Montagna terapia: necessario costituire una struttura organizzata

Già Petrarca, nell’aprile del 1336, aveva scoperto che la montagna poteva, in qualche modo, aiutare a star bene. Salendo, non senza difficoltà, fin sulla cima del monte Ventoux in Provenza il poeta e filosofo italiano aveva percepito, nella fatica dell’ascendere, un benessere psicologico. “Si sa da sempre, si potrebbe dire, che la montagna porta con se un qualche beneficio psicofisico” spiega il dottor Luigi Festi, presidente della commissione medica centrale del CAI, che durante l’ultimo Trento Film Festival ha tenuto una tavola rotonda dedicata al tema della Montagna Terapia. Un approccio terapeutico che prevede di vivere l’ambiente montano, nelle sue diverse sfaccettature, con il fine di portare la persona a un maggior benessere fisico, ma anche e soprattutto psicologico. Tante sono infatti le attività proposte, in particolare negli ultimi anni, da parte di associazioni ma non solo. Alla base di questa pratica manca però una vera e propria struttura centrale che aiuti nel coordinamento delle attività, ci racconta Festi.

 

 

Dottor Festi, prima di parlare della situazione odierna farebbe un piccolo salto temporale per andare a ricordare la nascita della montagna terapia?

“Uno dei primi a parlare di montagna terapia è stato un medico californiano che ha pubblicato un articolo scientifico in cui dimostrare come, sui soldati reduci dall’Afghanistan, il fatto di essere accompagnati in gruppo a vivere delle esperienze in un ambiente montano conduceva alla riduzione dei farmaci antidepressivi favorendo inoltre un miglior inserimento nella vita reale rispetto ad altri casi simili.”

 

Quando è arrivata in Italia?

“In Italia l’attività è iniziata diversi anni fa, grazie ad alcuni psichiatri tra cui Sandro Carpineta e Paolo Di Benedetto. Si tratta di una pratica che va a seguire tutte quelle forme terapeutiche alternative per quelli che sono i disturbi legati alla psiche e alla psicologia delle persone. Mi viene per esempio in mente la musicoterapia, utilizzata anche con i neonati.

Il potere benefico della montagna è conosciuto da sempre. Oggi si sta semplicemente cercando di dare una struttura a tutto questo, una valenza clinica a quella che è sempre stata solo una ‘sensazione’.”

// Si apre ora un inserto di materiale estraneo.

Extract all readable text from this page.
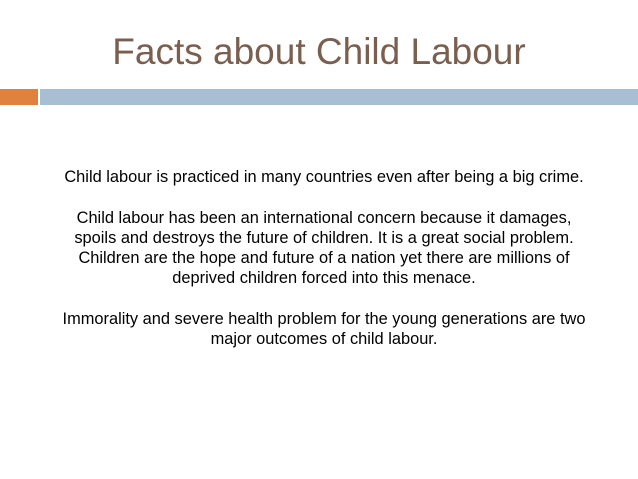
Facts about Child Labour

Child labour is practiced in many countries even after being a big crime.

Child labour has been an international concern because it damages, spoils and destroys the future of children. It is a great social problem. Children are the hope and future of a nation yet there are millions of deprived children forced into this menace.

Immorality and severe health problem for the young generations are two major outcomes of child labour.
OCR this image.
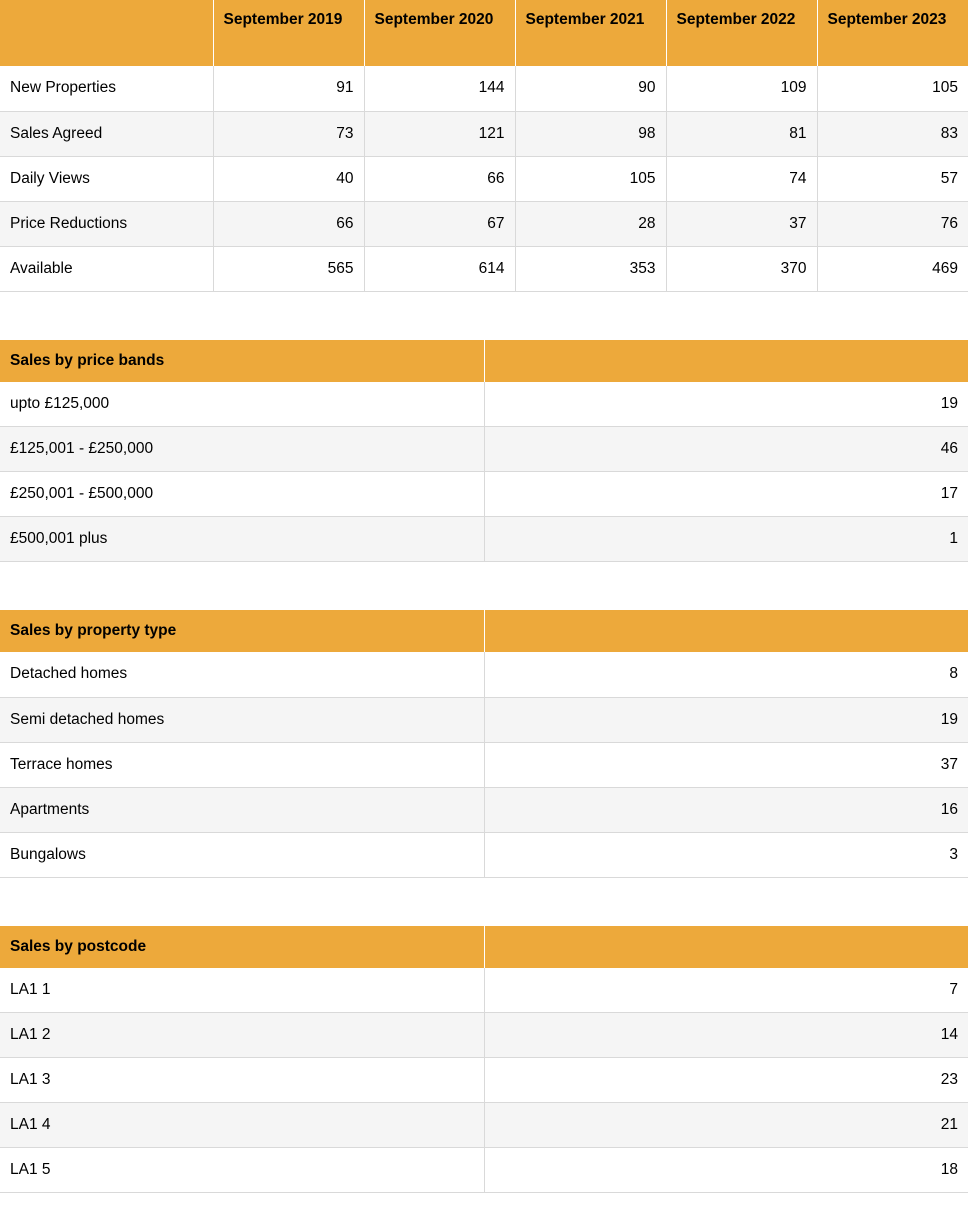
	September 2019	September 2020	September 2021	September 2022	September 2023
New Properties	91	144	90	109	105
Sales Agreed	73	121	98	81	83
Daily Views	40	66	105	74	57
Price Reductions	66	67	28	37	76
Available	565	614	353	370	469
Sales by price bands	
upto £125,000	19
£125,001 - £250,000	46
£250,001 - £500,000	17
£500,001 plus	1
Sales by property type	
Detached homes	8
Semi detached homes	19
Terrace homes	37
Apartments	16
Bungalows	3
Sales by postcode	
LA1 1	7
LA1 2	14
LA1 3	23
LA1 4	21
LA1 5	18
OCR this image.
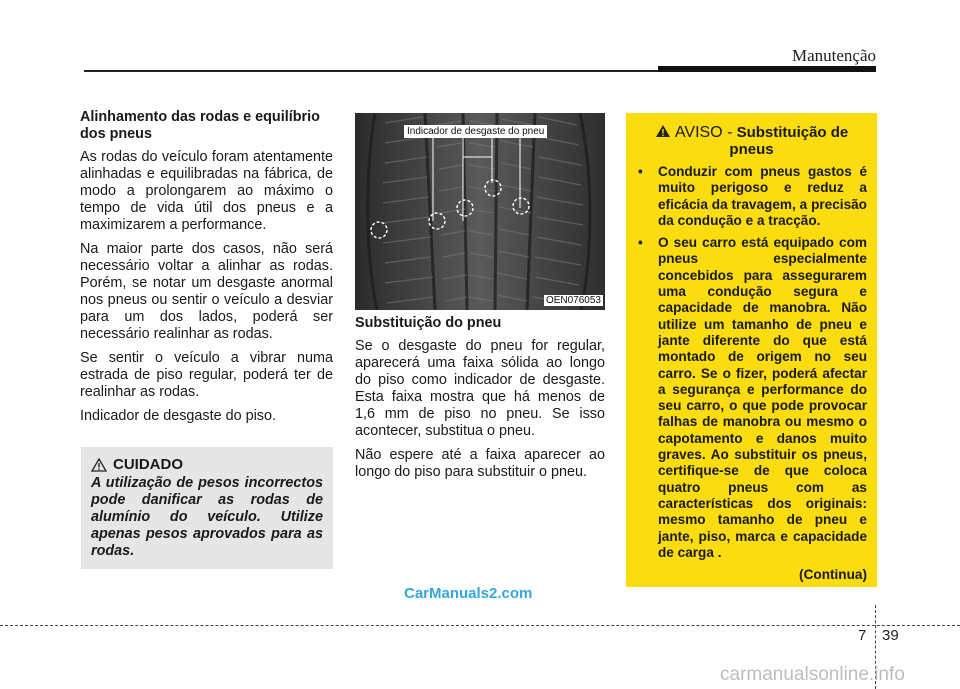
Manutenção
Alinhamento das rodas e equilíbrio dos pneus

As rodas do veículo foram atentamente alinhadas e equilibradas na fábrica, de modo a prolongarem ao máximo o tempo de vida útil dos pneus e a maximizarem a performance.

Na maior parte dos casos, não será necessário voltar a alinhar as rodas. Porém, se notar um desgaste anormal nos pneus ou sentir o veículo a desviar para um dos lados, poderá ser necessário realinhar as rodas.

Se sentir o veículo a vibrar numa estrada de piso regular, poderá ter de realinhar as rodas.

Indicador de desgaste do piso.

CUIDADO

A utilização de pesos incorrectos pode danificar as rodas de alumínio do veículo. Utilize apenas pesos aprovados para as rodas.

Indicador de desgaste do pneu
OEN076053
Substituição do pneu

Se o desgaste do pneu for regular, aparecerá uma faixa sólida ao longo do piso como indicador de desgaste. Esta faixa mostra que há menos de 1,6 mm de piso no pneu. Se isso acontecer, substitua o pneu.

Não espere até a faixa aparecer ao longo do piso para substituir o pneu.

AVISO - Substituição de pneus
• Conduzir com pneus gastos é muito perigoso e reduz a eficácia da travagem, a precisão da condução e a tracção.
• O seu carro está equipado com pneus especialmente concebidos para assegurarem uma condução segura e capacidade de manobra. Não utilize um tamanho de pneu e jante diferente do que está montado de origem no seu carro. Se o fizer, poderá afectar a segurança e performance do seu carro, o que pode provocar falhas de manobra ou mesmo o capotamento e danos muito graves. Ao substituir os pneus, certifique-se de que coloca quatro pneus com as características dos originais: mesmo tamanho de pneu e jante, piso, marca e capacidade de carga .
(Continua)
CarManuals2.com
7 39
carmanualsonline.info
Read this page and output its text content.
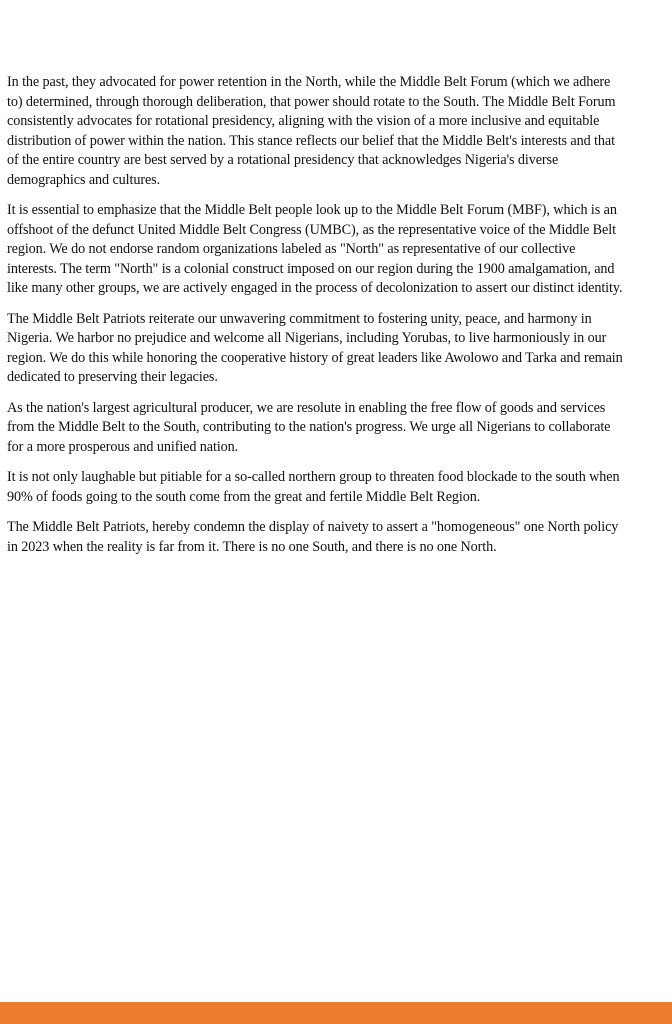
In the past, they advocated for power retention in the North, while the Middle Belt Forum (which we adhere to) determined, through thorough deliberation, that power should rotate to the South. The Middle Belt Forum consistently advocates for rotational presidency, aligning with the vision of a more inclusive and equitable distribution of power within the nation. This stance reflects our belief that the Middle Belt's interests and that of the entire country are best served by a rotational presidency that acknowledges Nigeria's diverse demographics and cultures.

It is essential to emphasize that the Middle Belt people look up to the Middle Belt Forum (MBF), which is an offshoot of the defunct United Middle Belt Congress (UMBC), as the representative voice of the Middle Belt region. We do not endorse random organizations labeled as "North" as representative of our collective interests. The term "North" is a colonial construct imposed on our region during the 1900 amalgamation, and like many other groups, we are actively engaged in the process of decolonization to assert our distinct identity.

The Middle Belt Patriots reiterate our unwavering commitment to fostering unity, peace, and harmony in Nigeria. We harbor no prejudice and welcome all Nigerians, including Yorubas, to live harmoniously in our region. We do this while honoring the cooperative history of great leaders like Awolowo and Tarka and remain dedicated to preserving their legacies.

As the nation's largest agricultural producer, we are resolute in enabling the free flow of goods and services from the Middle Belt to the South, contributing to the nation's progress. We urge all Nigerians to collaborate for a more prosperous and unified nation.

It is not only laughable but pitiable for a so-called northern group to threaten food blockade to the south when 90% of foods going to the south come from the great and fertile Middle Belt Region.

The Middle Belt Patriots, hereby condemn the display of naivety to assert a "homogeneous" one North policy in 2023 when the reality is far from it. There is no one South, and there is no one North.
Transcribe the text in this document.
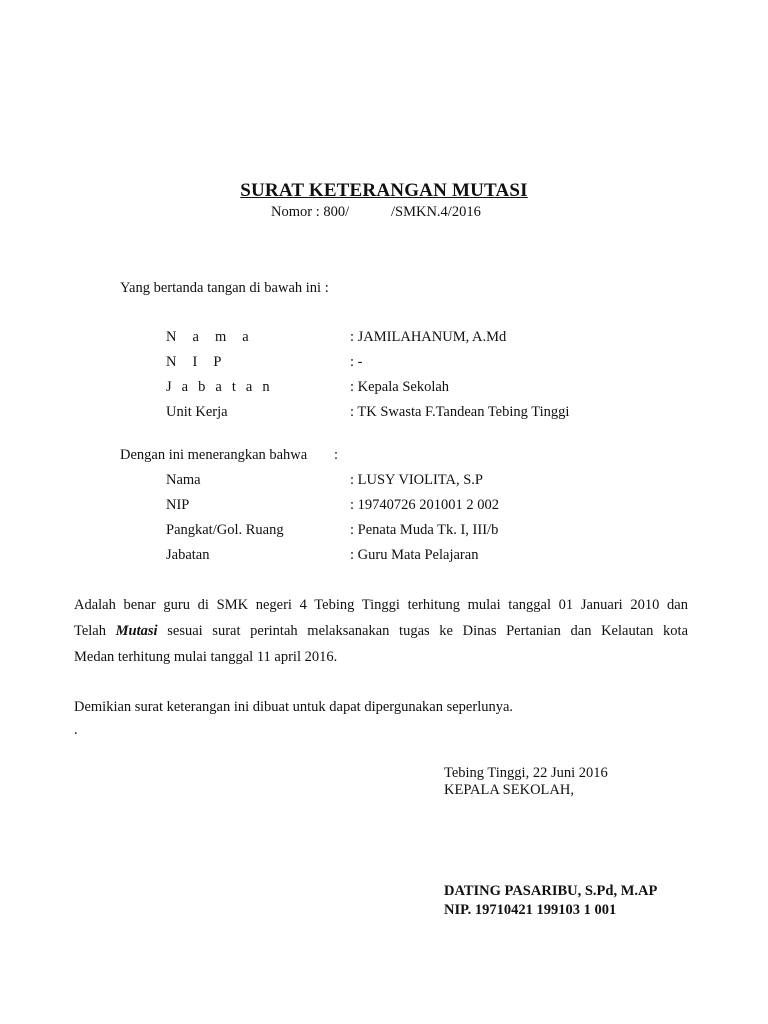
SURAT KETERANGAN MUTASI
Nomor : 800/	/SMKN.4/2016
Yang bertanda tangan di bawah ini :
N a m a	: JAMILAHANUM, A.Md
N I P	: -
J a b a t a n	: Kepala Sekolah
Unit Kerja	: TK Swasta F.Tandean Tebing Tinggi
Dengan ini menerangkan bahwa :
Nama	: LUSY VIOLITA, S.P
NIP	: 19740726 201001 2 002
Pangkat/Gol. Ruang	: Penata Muda Tk. I, III/b
Jabatan	: Guru Mata Pelajaran
Adalah benar guru di SMK negeri 4 Tebing Tinggi terhitung mulai tanggal 01 Januari 2010 dan
Telah Mutasi sesuai surat perintah melaksanakan tugas ke Dinas Pertanian dan Kelautan kota
Medan terhitung mulai tanggal 11 april 2016.
Demikian surat keterangan ini dibuat untuk dapat dipergunakan seperlunya.
.
Tebing Tinggi, 22 Juni 2016
KEPALA SEKOLAH,
DATING PASARIBU, S.Pd, M.AP
NIP. 19710421 199103 1 001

Per tirare un po’ le somme di tutto il lavoro fatto e degli eventi organizzati dai vari enti, a che punto è oggi la montagna terapia?

“Nell’ultimo periodo c’è stato un grande entusiasmo, dovuto anche al lavoro delle sezioni CAI. Sono nate tantissime iniziative di tipo diverso dirette sia a pazienti con problemi psichiatrici ma anche a disabilità congenite o acquisite. Un grande lavoro mandato avanti dai volontari che, giustamente, capendo di poter far del bene si spendono senza riserve. Una passione che ha portato ad un numero sempre crescente di eventi spontanee che in alcuni casi si sono appoggiati, in modo professionale, a strutture sanitarie mentre in altri casi questo non è avvenuto.”

A che tipo di strutture bisogna rivolgersi per la gestione delle attività di montagna terapia?

“Sicuramente a strutture di tipo sanitario. Va però detto che non esiste ancora un ente preposto all’organizzazione o alla gestione di queste attività. Al momento troppo spesso si opera in modo disorganizzato. La colpa è anche stata nostra che non ci siamo saputi porre come punto di riferimento per tutte queste iniziative. Così sono nate in modo sporadico ed è poi stato difficile riuscire a validare o giustificare, da un punto di vista medico, i benefici apportati dalla montagna terapia.

Quando parliamo di terapia e di validazione terapeutica bisogna pensare a gruppi di controllo che siano omogenei e che seguano dei parametri ben precisi. Solo così è possibile dare scientificità al grande lavoro che si sta facendo. Altrimenti è impossibile dimostrare i benefici e tutto rimane aleatorio.”

Come pensa, in futuro, di poter strutturare questo tipo di terapia?

“Come ha detto anche il presidente Torti durante la tavola rotonda, questi primi incontri sono un embrione. Per far si che cresca e si sviluppi bisogna che si costituisca un terminale affidabile a cui tutti i vari gruppi possano fare riferimento. Una volta fatto questo sarà più facile validare patologia per patologia, gruppo di pazienti per gruppo di pazienti, riuscendo anche a dimostrare che la montagna terapia fa bene, che è efficace.

Si tratta di un tipo di trattamento che, nel nostro complesso e costoso sistema sanitario, può avere un ruolo importante.”